Mettre en valeur le patrimoine communal :
> Réhabiliter les chemins ruraux (chemins de randonnée) et les rendre attrayants.
> Faire connaître l’histoire de la ville et entretenir le devoir de mémoire :
- en proposant de nouvelles animations lors des journées du Patrimoine,
- en travaillant avec les équipes enseignantes autour de projets mémoriaux,
- en précisant sur les plaques de rue la qualité de la personnalité portant le nom de la rue, notamment des résistants et déportés mérois.
(politiques sociales et solidarité, jeunesse, seniors et accès aux soins)
DIAGNOSTIC :
Sur la jeunesse :
Il ressort de notre enquête citoyenne une satisfaction globale des habitants concernant l’accès à l’éducation et aux infrastructures dédiées aux jeunes. La commune dispose d’un réseau complet d’écoles (maternelles, primaires et secondaires, publiques et privées), ainsi que d’un multi-accueil et relai petite enfance pour les tout-petits, d’un Accueil de Loisirs Sans Hébergement (ALSH), d’un Point Accueil Jeunes (PAJ) et d’un Point Information Jeunesse (PIJ). Cependant, l’état de l’école Cassandre-Salviati préoccupe vivement les parents, qui réclament une rénovation urgente des locaux.
Sur les séniors :
Le rôle des seniors est majeur à Mer, où 32 % de la population a plus de 60 ans (source : INSEE). Les retraités, catégorie socioprofessionnelle la plus représentée, constituent un pilier de la vie associative locale. Pourtant, cette population est aussi victime d’isolement social. (Selon l’association Petits Frères des Pauvres, la solitude extrême des personnes âgées a augmenté de 150 % en huit ans en France, touchant aujourd’hui 750 000 seniors en situation de « mort sociale »).
Sur la santé :
Enfin, la santé apparaît comme la priorité absolue pour les habitants de Mer, tous âges confondus. Une majorité d’entre eux se déclare insatisfaite de l’accès aux soins, pointant notamment le manque criant de professionnels de santé (médecins généralistes, spécialistes, dentistes) et l'impossibilité de trouver un médecin traitant et les difficultés à obtenir des rendez-vous. Malgré tout, la présence de pharmacies et d’un cabinet d’ophtalmologie en centre-ville est saluée comme un point positif. Bien que les habitants reconnaissent que cette situation dépasse le cadre de l’action municipale, ils appellent à des mesures d’urgence pour y remédier.
PROPOSITIONS :
Faire face au désert médical :
> Faciliter l’installation de nouveaux praticiens sur le territoire.
> Évaluer la possibilité de recruter un médecin salarié, avec le soutien de la région.

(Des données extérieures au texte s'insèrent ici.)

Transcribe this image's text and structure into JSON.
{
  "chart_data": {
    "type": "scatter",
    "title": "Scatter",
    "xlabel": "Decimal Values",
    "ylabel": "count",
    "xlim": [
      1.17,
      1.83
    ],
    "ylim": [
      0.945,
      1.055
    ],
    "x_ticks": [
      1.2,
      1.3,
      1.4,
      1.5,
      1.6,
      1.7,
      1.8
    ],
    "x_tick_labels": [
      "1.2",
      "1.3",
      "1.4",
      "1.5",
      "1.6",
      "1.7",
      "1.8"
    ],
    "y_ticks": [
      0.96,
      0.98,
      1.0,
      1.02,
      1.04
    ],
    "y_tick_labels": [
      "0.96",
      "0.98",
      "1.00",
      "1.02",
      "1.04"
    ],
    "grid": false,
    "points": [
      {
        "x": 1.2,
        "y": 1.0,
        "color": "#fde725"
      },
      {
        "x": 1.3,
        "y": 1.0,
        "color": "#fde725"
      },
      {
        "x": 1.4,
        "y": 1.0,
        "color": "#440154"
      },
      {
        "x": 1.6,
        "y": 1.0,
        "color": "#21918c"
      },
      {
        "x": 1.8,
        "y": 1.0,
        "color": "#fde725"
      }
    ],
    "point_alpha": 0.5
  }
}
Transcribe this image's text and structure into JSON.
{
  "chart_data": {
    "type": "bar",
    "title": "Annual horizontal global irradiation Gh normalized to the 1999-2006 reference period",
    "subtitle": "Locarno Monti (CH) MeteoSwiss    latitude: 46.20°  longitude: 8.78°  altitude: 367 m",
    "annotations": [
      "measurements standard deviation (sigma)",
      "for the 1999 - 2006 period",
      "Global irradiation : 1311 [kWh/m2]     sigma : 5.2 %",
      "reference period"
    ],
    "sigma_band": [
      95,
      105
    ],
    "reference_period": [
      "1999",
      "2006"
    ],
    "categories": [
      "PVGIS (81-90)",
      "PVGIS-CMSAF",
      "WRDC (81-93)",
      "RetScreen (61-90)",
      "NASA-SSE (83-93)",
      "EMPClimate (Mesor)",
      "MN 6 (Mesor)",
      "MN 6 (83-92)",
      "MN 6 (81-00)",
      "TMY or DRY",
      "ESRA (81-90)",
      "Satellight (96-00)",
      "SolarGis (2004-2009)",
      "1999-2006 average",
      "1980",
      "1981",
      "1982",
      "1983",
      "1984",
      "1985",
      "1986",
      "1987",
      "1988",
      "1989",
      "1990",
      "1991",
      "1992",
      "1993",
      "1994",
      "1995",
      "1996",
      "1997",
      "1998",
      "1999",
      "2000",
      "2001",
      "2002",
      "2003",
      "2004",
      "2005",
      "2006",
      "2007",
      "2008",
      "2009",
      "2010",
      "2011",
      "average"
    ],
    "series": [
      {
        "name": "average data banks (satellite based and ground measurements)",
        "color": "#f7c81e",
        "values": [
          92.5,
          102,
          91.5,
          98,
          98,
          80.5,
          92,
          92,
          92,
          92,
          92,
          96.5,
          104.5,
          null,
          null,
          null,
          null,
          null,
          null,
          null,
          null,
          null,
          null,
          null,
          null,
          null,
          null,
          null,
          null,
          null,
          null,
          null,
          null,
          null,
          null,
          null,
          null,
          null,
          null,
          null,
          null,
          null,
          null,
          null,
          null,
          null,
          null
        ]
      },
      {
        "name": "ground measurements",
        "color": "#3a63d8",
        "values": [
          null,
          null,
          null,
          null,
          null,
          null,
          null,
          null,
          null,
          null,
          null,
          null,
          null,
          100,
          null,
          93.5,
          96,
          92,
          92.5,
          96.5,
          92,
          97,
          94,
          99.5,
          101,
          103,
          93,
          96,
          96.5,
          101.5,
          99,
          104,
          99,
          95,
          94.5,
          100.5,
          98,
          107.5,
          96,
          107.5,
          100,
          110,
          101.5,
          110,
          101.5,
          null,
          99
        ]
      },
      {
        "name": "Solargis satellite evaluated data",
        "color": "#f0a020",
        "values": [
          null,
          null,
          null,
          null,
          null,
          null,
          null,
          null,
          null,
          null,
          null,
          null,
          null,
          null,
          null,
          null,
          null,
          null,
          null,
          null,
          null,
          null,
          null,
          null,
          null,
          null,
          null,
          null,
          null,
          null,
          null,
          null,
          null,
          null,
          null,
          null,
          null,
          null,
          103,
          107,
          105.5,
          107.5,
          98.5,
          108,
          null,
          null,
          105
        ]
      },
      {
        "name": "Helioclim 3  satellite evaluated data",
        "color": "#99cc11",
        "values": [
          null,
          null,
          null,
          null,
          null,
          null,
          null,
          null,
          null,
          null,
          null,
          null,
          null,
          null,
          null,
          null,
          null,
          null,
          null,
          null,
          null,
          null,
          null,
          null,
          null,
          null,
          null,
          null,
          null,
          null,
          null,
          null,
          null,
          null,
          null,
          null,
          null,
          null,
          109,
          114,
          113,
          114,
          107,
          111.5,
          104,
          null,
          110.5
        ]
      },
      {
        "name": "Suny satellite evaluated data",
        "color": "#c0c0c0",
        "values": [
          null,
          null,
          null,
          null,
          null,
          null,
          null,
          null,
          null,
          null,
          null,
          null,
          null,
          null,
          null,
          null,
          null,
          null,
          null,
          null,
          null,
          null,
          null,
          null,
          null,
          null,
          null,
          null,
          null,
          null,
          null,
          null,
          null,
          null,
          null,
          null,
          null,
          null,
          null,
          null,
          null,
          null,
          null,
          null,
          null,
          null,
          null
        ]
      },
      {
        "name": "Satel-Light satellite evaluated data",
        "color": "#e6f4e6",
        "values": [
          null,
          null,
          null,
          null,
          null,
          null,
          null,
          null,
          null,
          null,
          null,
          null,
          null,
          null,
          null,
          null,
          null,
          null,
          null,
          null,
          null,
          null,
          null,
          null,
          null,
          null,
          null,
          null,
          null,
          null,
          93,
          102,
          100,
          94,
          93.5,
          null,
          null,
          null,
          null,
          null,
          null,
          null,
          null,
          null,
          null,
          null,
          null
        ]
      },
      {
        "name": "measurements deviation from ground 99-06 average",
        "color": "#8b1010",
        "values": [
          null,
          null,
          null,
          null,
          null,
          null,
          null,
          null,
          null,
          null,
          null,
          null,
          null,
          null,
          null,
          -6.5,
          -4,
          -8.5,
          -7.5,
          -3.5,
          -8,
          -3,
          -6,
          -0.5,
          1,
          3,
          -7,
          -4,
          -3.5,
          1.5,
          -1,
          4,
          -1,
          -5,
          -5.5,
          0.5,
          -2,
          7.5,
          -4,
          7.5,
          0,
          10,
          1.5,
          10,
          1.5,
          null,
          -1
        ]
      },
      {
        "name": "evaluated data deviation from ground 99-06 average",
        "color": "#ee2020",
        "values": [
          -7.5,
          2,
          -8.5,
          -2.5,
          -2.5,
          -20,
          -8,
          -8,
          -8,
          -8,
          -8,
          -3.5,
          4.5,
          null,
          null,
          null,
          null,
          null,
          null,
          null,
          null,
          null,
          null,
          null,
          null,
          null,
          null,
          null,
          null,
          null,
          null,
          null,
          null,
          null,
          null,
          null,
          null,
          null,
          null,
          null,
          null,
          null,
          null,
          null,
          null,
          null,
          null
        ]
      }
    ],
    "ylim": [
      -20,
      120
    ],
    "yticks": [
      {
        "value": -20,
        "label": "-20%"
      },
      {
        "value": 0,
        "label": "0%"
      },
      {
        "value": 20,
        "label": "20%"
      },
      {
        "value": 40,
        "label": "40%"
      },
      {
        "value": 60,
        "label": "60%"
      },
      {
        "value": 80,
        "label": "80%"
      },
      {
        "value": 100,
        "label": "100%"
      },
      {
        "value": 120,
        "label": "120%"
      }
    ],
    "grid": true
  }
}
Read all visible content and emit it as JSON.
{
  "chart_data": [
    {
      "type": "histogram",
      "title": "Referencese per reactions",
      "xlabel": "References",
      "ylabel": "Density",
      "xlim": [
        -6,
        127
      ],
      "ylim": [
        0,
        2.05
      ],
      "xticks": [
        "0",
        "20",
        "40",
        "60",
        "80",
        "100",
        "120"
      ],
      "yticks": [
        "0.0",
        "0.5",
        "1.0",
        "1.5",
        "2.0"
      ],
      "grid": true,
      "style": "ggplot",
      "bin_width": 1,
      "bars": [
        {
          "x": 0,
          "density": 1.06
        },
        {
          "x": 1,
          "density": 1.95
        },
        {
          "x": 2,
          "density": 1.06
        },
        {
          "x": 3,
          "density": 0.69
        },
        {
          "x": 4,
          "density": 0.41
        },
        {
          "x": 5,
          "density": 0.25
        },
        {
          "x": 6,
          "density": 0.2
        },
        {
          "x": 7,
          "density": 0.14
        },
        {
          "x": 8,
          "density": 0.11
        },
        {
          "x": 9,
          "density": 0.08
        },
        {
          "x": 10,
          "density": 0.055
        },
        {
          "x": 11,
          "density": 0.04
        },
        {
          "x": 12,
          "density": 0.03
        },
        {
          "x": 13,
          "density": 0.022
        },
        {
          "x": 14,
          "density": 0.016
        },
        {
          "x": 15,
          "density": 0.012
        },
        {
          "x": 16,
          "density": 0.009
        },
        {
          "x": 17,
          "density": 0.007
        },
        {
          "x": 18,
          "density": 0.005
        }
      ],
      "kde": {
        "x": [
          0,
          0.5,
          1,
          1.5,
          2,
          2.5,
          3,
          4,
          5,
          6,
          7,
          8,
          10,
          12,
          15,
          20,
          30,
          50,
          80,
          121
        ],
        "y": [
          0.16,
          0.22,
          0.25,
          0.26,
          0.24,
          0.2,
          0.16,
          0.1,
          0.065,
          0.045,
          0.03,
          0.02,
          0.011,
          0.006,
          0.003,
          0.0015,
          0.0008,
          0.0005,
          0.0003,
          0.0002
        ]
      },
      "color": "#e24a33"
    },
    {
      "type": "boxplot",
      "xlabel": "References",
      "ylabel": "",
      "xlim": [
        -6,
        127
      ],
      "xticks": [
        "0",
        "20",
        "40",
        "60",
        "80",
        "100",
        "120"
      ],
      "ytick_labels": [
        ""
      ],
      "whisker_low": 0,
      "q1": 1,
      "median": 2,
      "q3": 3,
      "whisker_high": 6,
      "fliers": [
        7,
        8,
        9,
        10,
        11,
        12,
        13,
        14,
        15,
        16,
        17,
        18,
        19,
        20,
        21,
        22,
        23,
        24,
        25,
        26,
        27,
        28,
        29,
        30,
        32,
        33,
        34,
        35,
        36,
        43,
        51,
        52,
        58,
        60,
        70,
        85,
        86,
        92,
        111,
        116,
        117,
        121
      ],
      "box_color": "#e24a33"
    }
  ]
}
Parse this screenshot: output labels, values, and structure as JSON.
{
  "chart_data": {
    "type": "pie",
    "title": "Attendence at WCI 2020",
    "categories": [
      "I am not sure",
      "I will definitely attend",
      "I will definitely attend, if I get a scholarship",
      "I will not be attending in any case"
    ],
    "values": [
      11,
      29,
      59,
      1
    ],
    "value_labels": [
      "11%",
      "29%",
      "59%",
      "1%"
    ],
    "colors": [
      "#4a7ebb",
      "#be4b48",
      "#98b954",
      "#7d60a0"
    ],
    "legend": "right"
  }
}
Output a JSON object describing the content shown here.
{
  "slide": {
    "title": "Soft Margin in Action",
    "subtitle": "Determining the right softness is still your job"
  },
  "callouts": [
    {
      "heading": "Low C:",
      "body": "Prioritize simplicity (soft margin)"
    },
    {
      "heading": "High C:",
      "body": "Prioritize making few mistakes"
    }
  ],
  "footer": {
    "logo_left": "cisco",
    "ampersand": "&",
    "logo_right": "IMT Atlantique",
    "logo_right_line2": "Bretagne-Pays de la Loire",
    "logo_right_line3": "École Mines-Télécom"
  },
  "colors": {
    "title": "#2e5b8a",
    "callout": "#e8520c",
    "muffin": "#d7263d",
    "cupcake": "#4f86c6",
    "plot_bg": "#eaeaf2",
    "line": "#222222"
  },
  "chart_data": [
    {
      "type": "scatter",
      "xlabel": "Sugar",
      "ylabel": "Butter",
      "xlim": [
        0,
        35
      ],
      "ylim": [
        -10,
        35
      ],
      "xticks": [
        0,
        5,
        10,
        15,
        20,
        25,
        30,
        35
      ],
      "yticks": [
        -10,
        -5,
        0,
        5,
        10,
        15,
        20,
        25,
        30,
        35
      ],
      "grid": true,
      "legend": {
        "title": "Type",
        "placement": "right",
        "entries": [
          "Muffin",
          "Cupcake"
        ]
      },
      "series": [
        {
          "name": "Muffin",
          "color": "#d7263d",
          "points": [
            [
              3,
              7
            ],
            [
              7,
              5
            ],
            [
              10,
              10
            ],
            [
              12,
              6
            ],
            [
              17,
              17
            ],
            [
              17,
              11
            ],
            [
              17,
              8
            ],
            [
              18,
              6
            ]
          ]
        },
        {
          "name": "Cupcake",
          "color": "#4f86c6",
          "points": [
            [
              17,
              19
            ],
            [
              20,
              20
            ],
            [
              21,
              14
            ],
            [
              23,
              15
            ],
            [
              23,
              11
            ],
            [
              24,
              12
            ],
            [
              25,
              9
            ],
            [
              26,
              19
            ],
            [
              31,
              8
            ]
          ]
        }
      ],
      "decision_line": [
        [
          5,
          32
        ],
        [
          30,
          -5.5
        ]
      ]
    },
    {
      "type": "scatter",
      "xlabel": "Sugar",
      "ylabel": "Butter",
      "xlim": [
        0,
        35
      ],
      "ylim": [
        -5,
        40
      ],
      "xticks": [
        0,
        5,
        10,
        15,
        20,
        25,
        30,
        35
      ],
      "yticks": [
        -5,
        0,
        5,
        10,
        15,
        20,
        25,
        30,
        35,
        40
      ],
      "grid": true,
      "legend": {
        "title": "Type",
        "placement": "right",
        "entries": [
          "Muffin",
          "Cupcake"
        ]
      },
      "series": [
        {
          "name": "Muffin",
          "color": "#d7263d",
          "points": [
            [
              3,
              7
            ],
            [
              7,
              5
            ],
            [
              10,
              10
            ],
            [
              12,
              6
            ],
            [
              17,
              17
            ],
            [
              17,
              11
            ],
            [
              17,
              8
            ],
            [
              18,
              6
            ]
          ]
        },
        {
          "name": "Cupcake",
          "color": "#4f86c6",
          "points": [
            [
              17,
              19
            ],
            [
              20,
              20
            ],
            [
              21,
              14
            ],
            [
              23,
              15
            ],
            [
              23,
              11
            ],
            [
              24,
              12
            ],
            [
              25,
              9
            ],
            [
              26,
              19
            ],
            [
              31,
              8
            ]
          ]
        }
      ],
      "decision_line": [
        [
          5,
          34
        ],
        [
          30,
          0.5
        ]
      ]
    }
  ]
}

S’engager pour une ville qui ne laisse personne de côté :
> Former les élu-es et les agent-es aux enjeux sociaux majeurs, notamment sur les violences sexistes et sexuelles et intrafamiliales, ainsi que sur toutes les formes de discriminations.
> Travailler en partenariat avec les bailleurs sociaux, avec en priorité le projet de rénovation du quartier de Lanneray.
> Proposer une version audio du Mer Magazine pour les personnes malvoyantes.
> Poursuivre les travaux d’accessibilité Personne à Mobilité Réduite (PMR) dans la commune.
> Créer une Maison pour tous (Maison des solidarités et des services), ouverte à l’ensemble de la population, regroupant :
- Le centre social géré par le CCAS, adapté aux besoins locaux et en lien avec le service social départemental.
- Une permanence de France Services et d’associations médico-sociales (comme le planning familial, ou autour de la prévention des addictions, etc.).
- Des projets, comme une épicerie solidaire avec les associations de solidarité locales.
Faire une ville où il fait bon vivre à tout âge :
> Renforcement du dialogue avec l’EHPAD et accompagner le projet d'agrandissement.
> Développer des projets intergénérationnels.
> Lutter contre l’isolement des seniors.
CCBVL > Faire de la rénovation de l’école Cassandre Salviati la priorité du mandat intercommunal. À défaut, envisager de reprendre la compétence scolaire actuellement gérée par la CCBVL (Communauté de communes Beauce Val de Loire).
CCBVL > Mieux accompagner les animateurs de l’accueil de loisirs et du PAJ dans leurs projets pédagogiques.
CCBVL > Revoir le projet éducatif.
> Rénover les aires de jeux notamment au Cagnet et créer de nouveaux espaces de jeux dans les différents quartiers de la ville.